Pop glared at him and gritted his teeth.
“Lead the damn thing on ag'in,” he said, and muttered the rest of his sentence to himself. He jerked his hat lower over his eyes, spread his feet a little more, and got ready for the last desperate chance.
But fate was against Pop. Twenty years before he might have struck that mark if he had been in top condition, but today, though he put his very soul into the effort, and though the ball for the third time was lobbed with the utmost gentleness through the air, his bullet banged vainly against the sheet of iron and the white, inoffensive ball continued on its way.

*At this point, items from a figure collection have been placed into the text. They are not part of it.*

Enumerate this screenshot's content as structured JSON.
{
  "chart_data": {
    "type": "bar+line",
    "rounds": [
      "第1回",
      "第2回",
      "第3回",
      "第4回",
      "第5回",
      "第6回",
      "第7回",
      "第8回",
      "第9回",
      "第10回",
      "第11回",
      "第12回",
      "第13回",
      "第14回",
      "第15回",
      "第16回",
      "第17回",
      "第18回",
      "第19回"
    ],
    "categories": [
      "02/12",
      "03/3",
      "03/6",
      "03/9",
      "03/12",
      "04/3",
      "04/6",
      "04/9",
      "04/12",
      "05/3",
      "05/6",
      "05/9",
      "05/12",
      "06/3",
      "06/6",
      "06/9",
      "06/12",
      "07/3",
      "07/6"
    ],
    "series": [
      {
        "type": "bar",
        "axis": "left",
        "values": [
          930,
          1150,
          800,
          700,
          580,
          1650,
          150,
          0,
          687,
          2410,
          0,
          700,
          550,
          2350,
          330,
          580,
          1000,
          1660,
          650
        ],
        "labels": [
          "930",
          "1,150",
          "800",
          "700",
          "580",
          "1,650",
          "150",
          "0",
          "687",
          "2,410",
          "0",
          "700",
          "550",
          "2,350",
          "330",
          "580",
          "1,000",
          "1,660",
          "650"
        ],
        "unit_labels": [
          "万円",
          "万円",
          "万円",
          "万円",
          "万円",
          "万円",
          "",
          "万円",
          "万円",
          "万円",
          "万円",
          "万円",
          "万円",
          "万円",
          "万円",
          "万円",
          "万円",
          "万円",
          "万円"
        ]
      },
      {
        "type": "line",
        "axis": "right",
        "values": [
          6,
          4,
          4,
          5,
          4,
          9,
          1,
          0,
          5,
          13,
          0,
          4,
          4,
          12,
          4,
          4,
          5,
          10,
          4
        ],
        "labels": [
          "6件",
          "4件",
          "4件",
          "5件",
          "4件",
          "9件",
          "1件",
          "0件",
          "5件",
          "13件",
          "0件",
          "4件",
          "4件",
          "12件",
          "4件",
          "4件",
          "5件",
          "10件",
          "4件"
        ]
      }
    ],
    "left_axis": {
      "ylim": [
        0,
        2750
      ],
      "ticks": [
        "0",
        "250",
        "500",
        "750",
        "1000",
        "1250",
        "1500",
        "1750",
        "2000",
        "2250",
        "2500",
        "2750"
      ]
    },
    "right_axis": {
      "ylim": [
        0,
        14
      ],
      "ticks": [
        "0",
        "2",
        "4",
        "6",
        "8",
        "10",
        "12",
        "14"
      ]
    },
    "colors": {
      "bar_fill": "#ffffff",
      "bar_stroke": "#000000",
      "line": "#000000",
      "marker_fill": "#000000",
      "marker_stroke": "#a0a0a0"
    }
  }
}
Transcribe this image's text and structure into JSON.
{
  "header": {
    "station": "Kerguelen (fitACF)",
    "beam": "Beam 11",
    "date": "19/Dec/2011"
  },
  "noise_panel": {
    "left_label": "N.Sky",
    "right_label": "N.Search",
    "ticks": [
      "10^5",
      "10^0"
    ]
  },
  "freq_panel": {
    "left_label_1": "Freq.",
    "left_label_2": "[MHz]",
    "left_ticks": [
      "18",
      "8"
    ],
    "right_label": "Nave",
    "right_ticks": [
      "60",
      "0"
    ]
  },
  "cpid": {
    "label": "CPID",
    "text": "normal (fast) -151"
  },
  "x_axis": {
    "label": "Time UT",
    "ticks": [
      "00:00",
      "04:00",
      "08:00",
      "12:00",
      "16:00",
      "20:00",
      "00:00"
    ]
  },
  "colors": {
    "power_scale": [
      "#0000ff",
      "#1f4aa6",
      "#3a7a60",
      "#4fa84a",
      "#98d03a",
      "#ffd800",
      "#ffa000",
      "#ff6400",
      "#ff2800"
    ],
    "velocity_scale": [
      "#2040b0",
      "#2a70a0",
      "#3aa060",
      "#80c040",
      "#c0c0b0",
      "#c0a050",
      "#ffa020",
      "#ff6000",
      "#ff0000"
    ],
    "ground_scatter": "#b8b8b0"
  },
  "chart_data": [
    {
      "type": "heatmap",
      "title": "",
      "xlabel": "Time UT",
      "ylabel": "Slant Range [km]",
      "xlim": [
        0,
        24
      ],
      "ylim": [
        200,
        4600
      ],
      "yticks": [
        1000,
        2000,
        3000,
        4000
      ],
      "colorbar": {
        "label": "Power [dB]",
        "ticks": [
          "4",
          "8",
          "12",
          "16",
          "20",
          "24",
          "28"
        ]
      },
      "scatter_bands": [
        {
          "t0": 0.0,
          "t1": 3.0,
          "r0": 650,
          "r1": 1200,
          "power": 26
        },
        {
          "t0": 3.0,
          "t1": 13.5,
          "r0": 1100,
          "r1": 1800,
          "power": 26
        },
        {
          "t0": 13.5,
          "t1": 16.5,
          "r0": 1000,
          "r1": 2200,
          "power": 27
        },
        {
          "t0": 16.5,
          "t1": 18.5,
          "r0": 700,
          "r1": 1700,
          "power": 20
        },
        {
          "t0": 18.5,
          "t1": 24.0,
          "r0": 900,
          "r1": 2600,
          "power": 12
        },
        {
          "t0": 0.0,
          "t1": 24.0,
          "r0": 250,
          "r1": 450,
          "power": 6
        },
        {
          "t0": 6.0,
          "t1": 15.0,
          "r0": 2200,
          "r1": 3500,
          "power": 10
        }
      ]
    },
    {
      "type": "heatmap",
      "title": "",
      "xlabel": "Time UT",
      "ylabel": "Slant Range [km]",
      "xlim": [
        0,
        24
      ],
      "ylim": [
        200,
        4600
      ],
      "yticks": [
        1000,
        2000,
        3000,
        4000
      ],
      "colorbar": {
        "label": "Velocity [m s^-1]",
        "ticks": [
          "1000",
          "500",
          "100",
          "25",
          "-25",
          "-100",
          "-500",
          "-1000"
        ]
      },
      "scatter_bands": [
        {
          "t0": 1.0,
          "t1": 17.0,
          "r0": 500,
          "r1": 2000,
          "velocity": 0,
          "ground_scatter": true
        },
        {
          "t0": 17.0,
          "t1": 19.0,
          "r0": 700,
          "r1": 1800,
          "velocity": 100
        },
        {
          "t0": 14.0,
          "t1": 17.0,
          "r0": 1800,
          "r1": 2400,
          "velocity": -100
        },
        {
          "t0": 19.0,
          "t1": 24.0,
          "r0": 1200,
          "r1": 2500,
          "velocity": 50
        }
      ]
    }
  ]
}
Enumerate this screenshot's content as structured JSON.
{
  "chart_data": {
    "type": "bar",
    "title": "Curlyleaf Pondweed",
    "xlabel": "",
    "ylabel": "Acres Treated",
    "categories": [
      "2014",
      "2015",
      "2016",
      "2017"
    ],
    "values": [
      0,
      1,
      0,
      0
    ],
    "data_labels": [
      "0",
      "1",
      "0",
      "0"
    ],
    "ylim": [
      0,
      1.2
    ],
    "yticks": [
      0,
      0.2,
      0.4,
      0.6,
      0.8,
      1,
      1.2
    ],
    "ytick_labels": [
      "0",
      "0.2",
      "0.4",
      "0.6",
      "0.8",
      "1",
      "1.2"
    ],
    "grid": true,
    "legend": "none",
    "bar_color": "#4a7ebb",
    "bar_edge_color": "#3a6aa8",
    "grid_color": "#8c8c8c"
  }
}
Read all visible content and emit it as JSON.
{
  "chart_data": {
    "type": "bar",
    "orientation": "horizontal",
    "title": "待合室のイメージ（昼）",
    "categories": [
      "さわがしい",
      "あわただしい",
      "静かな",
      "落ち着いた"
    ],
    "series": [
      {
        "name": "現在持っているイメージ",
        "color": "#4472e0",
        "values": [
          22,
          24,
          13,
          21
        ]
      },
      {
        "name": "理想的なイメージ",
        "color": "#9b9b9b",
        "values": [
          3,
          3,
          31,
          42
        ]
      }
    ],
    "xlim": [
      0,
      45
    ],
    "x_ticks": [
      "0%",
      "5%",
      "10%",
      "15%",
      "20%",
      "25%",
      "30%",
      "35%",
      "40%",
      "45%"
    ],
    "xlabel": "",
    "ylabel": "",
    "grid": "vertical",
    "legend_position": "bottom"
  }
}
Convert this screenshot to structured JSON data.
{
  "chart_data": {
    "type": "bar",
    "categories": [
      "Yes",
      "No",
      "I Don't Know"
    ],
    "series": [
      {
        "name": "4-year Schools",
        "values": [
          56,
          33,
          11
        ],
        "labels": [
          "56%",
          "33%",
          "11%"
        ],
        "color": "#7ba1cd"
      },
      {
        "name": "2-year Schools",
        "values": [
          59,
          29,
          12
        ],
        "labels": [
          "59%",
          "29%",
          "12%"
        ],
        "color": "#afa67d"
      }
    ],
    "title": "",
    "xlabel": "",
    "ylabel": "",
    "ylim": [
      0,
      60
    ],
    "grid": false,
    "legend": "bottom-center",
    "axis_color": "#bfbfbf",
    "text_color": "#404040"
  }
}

Words came in the throat of Pop, reached his opened mouth, and died there. He thrust the gun back into its holster, and turned slowly toward the crowd. There was no smile to meet his challenging eye, for Pop was a known man, and though he might have failed to strike this elusive mark that was no sign that he would fail to hit something six feet in height by a couple in breadth. When he found that no mockery awaited him, a sheepish smile began at his eyes and wandered dimly to his lips.
“Well, gents,” he muttered, “I guess I ain't as young as I was once. S'long!”
He shouldered his way to the door and was gone.
“That's about all, friends,” said the deputy crisply. “I guess there ain't any more clamorin's for a place today?”